Although 3D is still a few years away, golf simulators are growing in popularity. Full Swing Golf has a $50,000 simulator that lets you play St. Andrews and other great courses year-round, rain, snow, or sleet. In what looks like an enclosed personal theater, the simulator projects the hole onto a 10-ft.-by-13-ft. screen. Each shot is tracked by two electronic curtains emitting 60,000 infrared pulses per second. This translates onto the screen as you watch the flight of your simulated ball down the fairway.

Besides being the coolest golf game since Golden Tee, the Full Swing Golf simulator is the latest in high-tech instruction. "It gives us accurate launch angle and club-speed data," says Rick Martino, director of instruction for the PGA of America at the PGA Learning Center in Port St. Lucie, Fla.

Martino sees a future with tiny muscle sensors feeding information on when muscles are firing during the swing. Factoring in height, weight, and other body dimensions, Martino says we will be able to tell golfers what their ideal launch angle and positions are throughout the swing.

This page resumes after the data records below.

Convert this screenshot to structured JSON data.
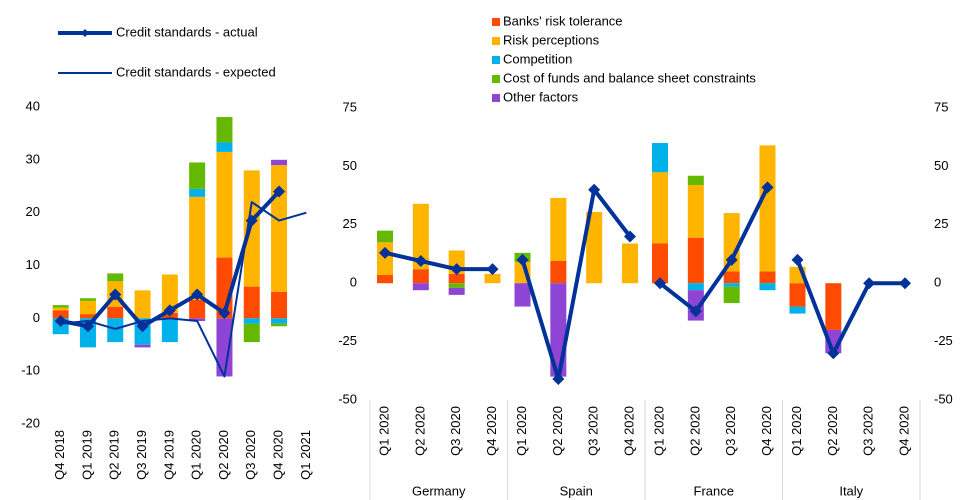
{
  "chart_data": [
    {
      "type": "bar",
      "stacked": true,
      "categories": [
        "Q4 2018",
        "Q1 2019",
        "Q2 2019",
        "Q3 2019",
        "Q4 2019",
        "Q1 2020",
        "Q2 2020",
        "Q3 2020",
        "Q4 2020",
        "Q1 2021"
      ],
      "series": [
        {
          "name": "Banks' risk tolerance",
          "color": "#ff4b00",
          "values": [
            1.5,
            0.8,
            2.2,
            0,
            1,
            3.5,
            11.5,
            6,
            5,
            null
          ]
        },
        {
          "name": "Risk perceptions",
          "color": "#ffb400",
          "values": [
            0.5,
            2.5,
            4.8,
            5.3,
            7.3,
            19.5,
            20,
            22,
            24,
            null
          ]
        },
        {
          "name": "Competition",
          "color": "#00b1ea",
          "values": [
            -3,
            -5.5,
            -4.5,
            -5,
            -4.5,
            1.5,
            1.8,
            -1,
            -1,
            null
          ]
        },
        {
          "name": "Cost of funds and balance sheet constraints",
          "color": "#65b800",
          "values": [
            0.5,
            0.5,
            1.5,
            0,
            0,
            5,
            4.8,
            -3.5,
            -0.5,
            null
          ]
        },
        {
          "name": "Other factors",
          "color": "#8e44d4",
          "values": [
            0,
            0,
            0,
            -0.5,
            0,
            -0.5,
            -11,
            0,
            1,
            null
          ]
        },
        {
          "name": "Credit standards - actual",
          "type": "line",
          "color": "#003299",
          "width": 4,
          "marker": "diamond",
          "values": [
            -0.5,
            -1.5,
            4.5,
            -1.5,
            1.5,
            4.5,
            1,
            18.5,
            24,
            null
          ]
        },
        {
          "name": "Credit standards - expected",
          "type": "line",
          "color": "#003299",
          "width": 2,
          "values": [
            -1,
            -0.5,
            -2,
            -0.5,
            0,
            -0.5,
            -11,
            22,
            18.5,
            20
          ]
        }
      ],
      "ylim": [
        -20,
        40
      ],
      "yticks": [
        -20,
        -10,
        0,
        10,
        20,
        30,
        40
      ]
    },
    {
      "type": "bar",
      "stacked": true,
      "groups": [
        "Germany",
        "Spain",
        "France",
        "Italy"
      ],
      "categories": [
        "Q1 2020",
        "Q2 2020",
        "Q3 2020",
        "Q4 2020",
        "Q1 2020",
        "Q2 2020",
        "Q3 2020",
        "Q4 2020",
        "Q1 2020",
        "Q2 2020",
        "Q3 2020",
        "Q4 2020",
        "Q1 2020",
        "Q2 2020",
        "Q3 2020",
        "Q4 2020"
      ],
      "series": [
        {
          "color": "#ff4b00",
          "values": [
            3.5,
            6,
            4,
            0,
            0,
            9.5,
            0,
            0,
            17,
            19.5,
            5,
            5,
            -10,
            -20,
            0,
            0
          ]
        },
        {
          "color": "#ffb400",
          "values": [
            14,
            28,
            10,
            4,
            9,
            27,
            30.5,
            17,
            30.5,
            22.5,
            25,
            54,
            7,
            0,
            0,
            0
          ]
        },
        {
          "color": "#00b1ea",
          "values": [
            0,
            0,
            0,
            0,
            0,
            0,
            0,
            0,
            12.5,
            -3,
            -1.5,
            -3,
            -3,
            0,
            0,
            0
          ]
        },
        {
          "color": "#65b800",
          "values": [
            5,
            0,
            -2,
            0,
            4,
            0,
            0,
            0,
            0,
            4,
            -7,
            0,
            0,
            0,
            0,
            0
          ]
        },
        {
          "color": "#8e44d4",
          "values": [
            0,
            -3,
            -3,
            0,
            -10,
            -40,
            0,
            0,
            0,
            -13,
            0,
            0,
            0,
            -10,
            0,
            0
          ]
        },
        {
          "type": "line",
          "color": "#003299",
          "width": 4,
          "marker": "diamond",
          "values": [
            13,
            9.5,
            6,
            6,
            10,
            -41,
            40,
            20,
            0,
            -12,
            10,
            41,
            10,
            -30,
            0,
            0
          ]
        }
      ],
      "ylim": [
        -50,
        75
      ],
      "yticks": [
        -50,
        -25,
        0,
        25,
        50,
        75
      ],
      "y2lim": [
        -50,
        75
      ],
      "y2ticks": [
        -50,
        -25,
        0,
        25,
        50,
        75
      ]
    }
  ]
}
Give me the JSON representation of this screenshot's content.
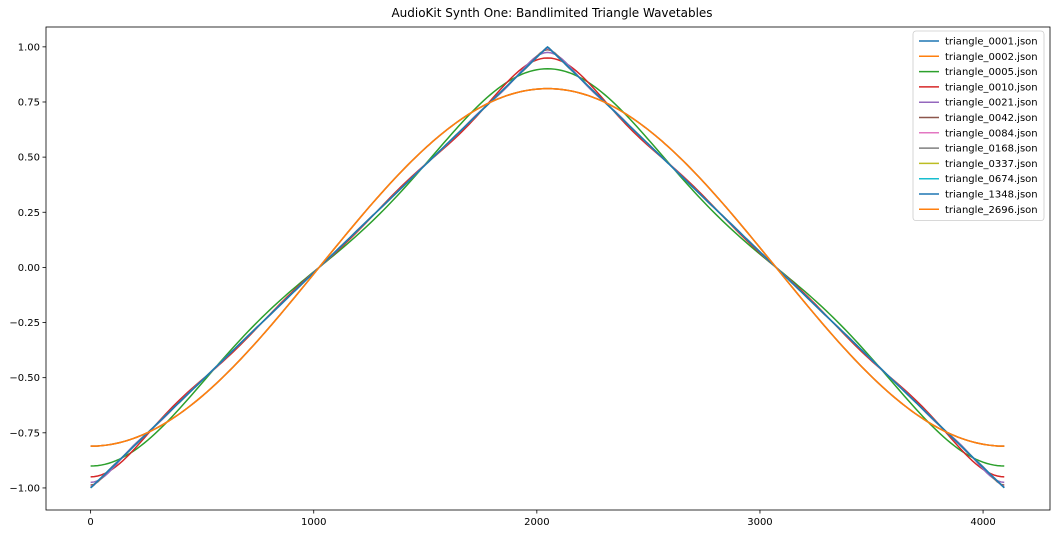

In the future, clubs will undergo philosophical changes to complement technological advances. The staff at Harmon Golf and Fitness Club in Rockland, Mass., says the days of the stodgy 18-hole men's clubs are numbered. "It takes too long to play a round," says Ron Lavoie, general manager of Harmon, which offers a full-size nine-hole course. "We're trying to bring people into the game by turning Harmon into a two-hour club." Harmon offers programs allowing members to get in a workout, hit balls, or play a quick round. Membership costs just $1,800 a year.

Although high-tech gadgetry can spice up a day at the club, owners say protecting the sanctity and tradition of the game is important. With that in mind, you wind down your day at the country club of the future the way golfers have ended countless rounds over the centuries: arguing with buddies and drinking a beer or two. Some traditions technology just can't improve.